One of the things that has come up a few times over the first half of the semester is the ability of people to correctly interpret and understand the numbers in the statistics we’ve talked about. I came across a couple papers that attempt to explore the relationship between risk perception and numeracy.
The first paper by Schwartz et al. looked at how women of varying numeracy levels were able to use and understand quantitative information about mammograms. They found that basic numeracy in their sample was quite low (tested on three basic questions that determined numeracy – only 16% of the women could answer all three correctly). When provided with risk reduction information, most women overestimated the effectiveness of screening mammography. Higher numeracy scores were also associated with accuracy in applying the risk reduction information. They also found a large improvement in accuracy by adding the baseline risk to absolute risk reduction data. By adding the baseline risk, people are better able to understand how the screening will help them personally.
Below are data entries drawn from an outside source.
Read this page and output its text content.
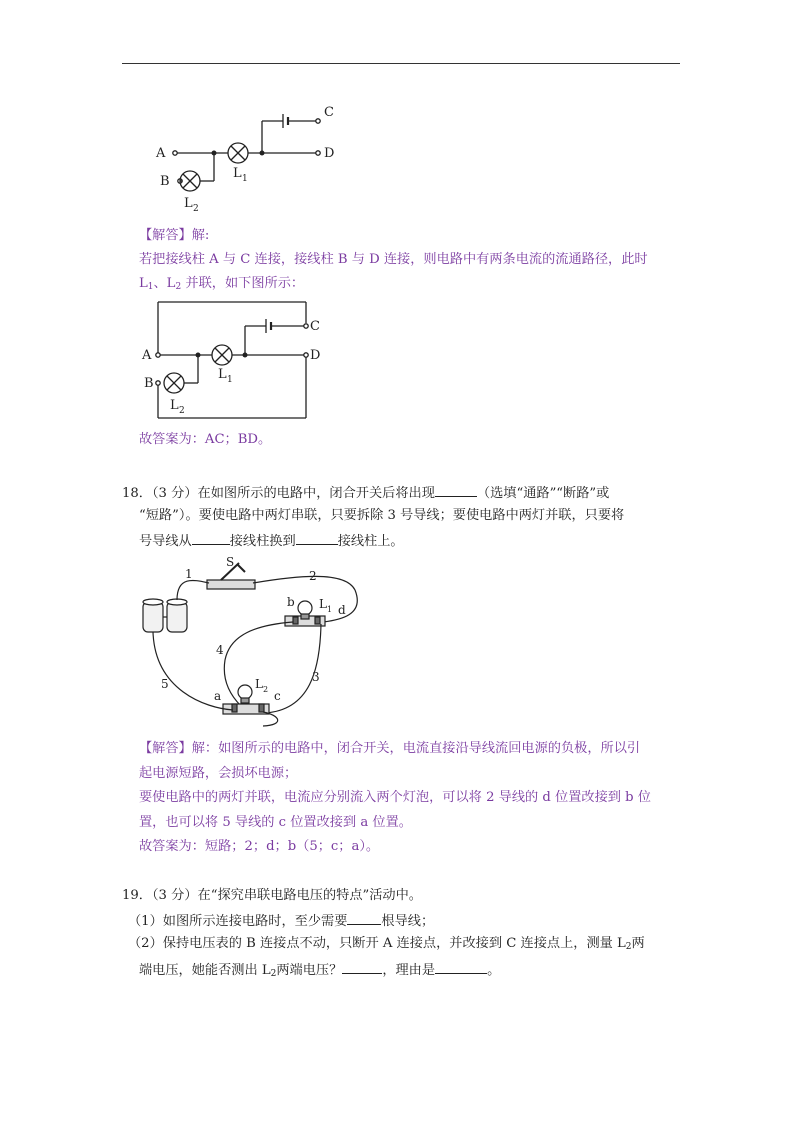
A
B
C
D
L 1
L 2
【解答】解:
若把接线柱 A 与 C 连接，接线柱 B 与 D 连接，则电路中有两条电流的流通路径，此时
$L_1$、$L_2$ 并联，如下图所示：
A
B
C
D
L 1
L 2
故答案为：AC；BD。
18．（3 分）在如图所示的电路中，闭合开关后将出现	（选填“通路”“断路”或
“短路”）。要使电路中两灯串联，只要拆除 3 号导线；要使电路中两灯并联，只要将
号导线从	接线柱换到	接线柱上。
1	2
3
4
5
S
b
d
L 1
a	c
L 2
【解答】解：如图所示的电路中，闭合开关，电流直接沿导线流回电源的负极，所以引
起电源短路，会损坏电源；
要使电路中的两灯并联，电流应分别流入两个灯泡，可以将 2 导线的 d 位置改接到 b 位
置，也可以将 5 导线的 c 位置改接到 a 位置。
故答案为：短路；2；d；b（5；c；a）。
19．（3 分）在“探究串联电路电压的特点”活动中。
（1）如图所示连接电路时，至少需要	根导线；
（2）保持电压表的 B 连接点不动，只断开 A 连接点，并改接到 C 连接点上，测量 $L_2$两
端电压，她能否测出 $L_2$两端电压？	，理由是	。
The second paper by Dieckmann et al. explores how decisionmakers of varying numeracy levels utilize narrative evidence and probabilities when making risk judgments about a potential terrorist attack. When presented with simple likelihood estimates and no narrative evidence, people with lower levels of numeracy perceived greater risk. They also found support for the idea that less numerate decisionmakers paid less attention to likelihood information when also presented with narrative evidence (they also rated the narrative evidence as higher in usefulness, knowledge, and trust). A second study conducted by the authors helped to examine how decisionmakers used both the narrative and the likelihood evidence when both were present. Less numerate decisionmakers were again found to believe that the attack was more likely than more numerate decisionmakers.
Schwartz, L. M., Woloshin, S., Black, W. C., & Welch, H. G. (1 December 1997). The Role of Numeracy in Understanding the Benefit of Screening Mammography. Annals of Internal Medicine, 127(11), 966-972.
Dieckmann, N. F., Slovic, P., & Peters, E. M. (2009). The Use of Narrative Evidence and Explicit Likelihood by Decisionmakers Varying in Numeracy. Risk Analysis, 29(10), 1473-1488.